River Company one-acts: Last Wednesday, Oct. 17, I attended the dress rehearsal for the one-act plays that River Company is currently in the midst of staging in the Porter Meeting Hall at Skidompha Library in Damariscotta. “Trifles” and “Frankenstein,” directed by Ruth Monsell and Torie DeLisle, respectively, feature some well-known local names, such as Sumner Richards, Mitchell Wellman, and Joe Lugosch. Lugosch stars in both plays – as the county attorney in “Trifles” and as Victor Frankenstein in “Frankenstein.”
“Trifles” was written by the late Susan Glaspell, who, according to British theater critic Michael Billington, is “American drama’s best-kept secret.” It was first staged in 1916.
According to the program notes, written by Monsell, “Trifles” is “loosely based on a 1900 murder and trial in Iowa, one Glaspell knew well as a young newspaper reporter … Not really about trifles at all, it is about moral choices. How do we act on the knowledge we have? When does the right thing outweigh the letter of the law? How do male and female perspectives differ? What happens when one sex patronizes or underestimates the other?” To say that “Trifles” is a feminist play would not be incorrect.
The director and cast do a fine job of setting the mood and time in the short whodunit period piece. Wellman is strong as a farmer named Mr. Hale. His character has some effective lines, such as when he answers the question “What did he die of?” with “He died of a rope around his neck.” Or: “Women are used to worrying over trifles,” which likely hits most audience members as trivializing the lives that women lead.
All three male characters in “Trifles,” in fact, serve to drive home Glaspell’s point that men suffer from culturally supported self-importance that gets in the way of seeing certain things as they truly are, and that looks at women’s pursuits and viewpoints as less significant.
Heather Richard nicely plays Mrs. Hale, Mr. Hale’s wife, in her first performance with an acting company.
Lugosch, as usual, is entertaining. His “Trifles” role takes good advantage of his more comedic, camp side, as he offers an almost caricatured portrayal of his character.
Similarly, Lugosch’s portrayal of Victor Frankenstein in Vincent Hannam’s 2017 stage adaptation of Mary Shelley’s classic book “Frankenstein” mines his more philosophical tendencies (as anyone who knows Lugosch knows he has).
Missie Liu plays against expectations as The Monster, giving this “Frankenstein” a feminist twist. And Mike Lee, making his acting debut as Captain Walton, is fabulous, convincing Irish accent and all.

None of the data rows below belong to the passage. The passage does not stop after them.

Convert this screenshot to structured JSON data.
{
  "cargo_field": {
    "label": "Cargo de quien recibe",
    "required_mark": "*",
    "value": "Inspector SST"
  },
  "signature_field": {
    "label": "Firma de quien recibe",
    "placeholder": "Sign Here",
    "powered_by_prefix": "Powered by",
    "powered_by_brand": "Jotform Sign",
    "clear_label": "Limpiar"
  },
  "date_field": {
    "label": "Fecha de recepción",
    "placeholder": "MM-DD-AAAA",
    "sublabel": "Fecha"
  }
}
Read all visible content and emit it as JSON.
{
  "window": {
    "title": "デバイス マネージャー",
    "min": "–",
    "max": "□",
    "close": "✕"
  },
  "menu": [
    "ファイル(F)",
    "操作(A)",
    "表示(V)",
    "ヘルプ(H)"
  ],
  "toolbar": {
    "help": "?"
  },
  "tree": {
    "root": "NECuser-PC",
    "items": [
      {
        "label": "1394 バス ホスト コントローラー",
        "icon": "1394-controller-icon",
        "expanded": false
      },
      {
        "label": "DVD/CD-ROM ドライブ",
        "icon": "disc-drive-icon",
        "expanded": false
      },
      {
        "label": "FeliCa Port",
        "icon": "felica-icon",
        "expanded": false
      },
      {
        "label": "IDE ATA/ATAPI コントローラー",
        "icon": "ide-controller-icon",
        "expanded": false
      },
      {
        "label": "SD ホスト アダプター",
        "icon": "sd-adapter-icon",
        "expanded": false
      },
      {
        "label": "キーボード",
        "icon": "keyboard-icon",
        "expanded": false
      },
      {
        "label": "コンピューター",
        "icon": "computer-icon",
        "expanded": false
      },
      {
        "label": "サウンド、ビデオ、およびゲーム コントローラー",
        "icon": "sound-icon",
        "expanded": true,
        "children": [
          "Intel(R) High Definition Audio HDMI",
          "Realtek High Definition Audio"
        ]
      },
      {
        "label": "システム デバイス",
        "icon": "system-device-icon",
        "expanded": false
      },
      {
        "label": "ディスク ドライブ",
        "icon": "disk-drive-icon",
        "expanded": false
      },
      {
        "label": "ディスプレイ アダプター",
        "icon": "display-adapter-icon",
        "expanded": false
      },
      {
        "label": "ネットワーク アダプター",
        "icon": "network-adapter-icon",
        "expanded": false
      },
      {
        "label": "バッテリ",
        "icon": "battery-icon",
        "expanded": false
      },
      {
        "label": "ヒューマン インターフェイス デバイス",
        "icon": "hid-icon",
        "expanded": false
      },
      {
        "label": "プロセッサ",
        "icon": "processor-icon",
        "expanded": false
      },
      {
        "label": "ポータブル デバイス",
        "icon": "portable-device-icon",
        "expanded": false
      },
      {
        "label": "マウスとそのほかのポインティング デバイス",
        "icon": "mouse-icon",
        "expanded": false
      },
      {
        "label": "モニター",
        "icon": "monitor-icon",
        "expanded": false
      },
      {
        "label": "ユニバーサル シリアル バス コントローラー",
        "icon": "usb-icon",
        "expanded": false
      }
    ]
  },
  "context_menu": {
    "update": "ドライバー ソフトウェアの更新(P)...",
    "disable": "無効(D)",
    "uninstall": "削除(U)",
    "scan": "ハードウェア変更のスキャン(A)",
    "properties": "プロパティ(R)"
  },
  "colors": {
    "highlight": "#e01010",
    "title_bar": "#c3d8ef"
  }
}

“I was pleasantly surprised by the size of the audience and how well they seemed to respond,” said Monsell following the dress rehearsal. “I feel very fortunate to have such a talented, experienced, and dedicated cast. Four of the five I’ve had the pleasure of directing before.
“I particularly like that this ‘little gem’ isn’t really about trifles at all, but strikes some timely, contemporary chords.”
My only complaint is that I thought “Trifles” was a little too short, ended a little too abruptly, but that is the way Glaspell wrote it.
“Trifles” and “Frankenstein” continue Friday and Saturday, Oct. 26 and 27 at 7:30 p.m., and Sunday, Oct. 28 at 3 p.m. Tickets are $15 for River Company members and $17 for general admission, with discounts for students, seniors, and families.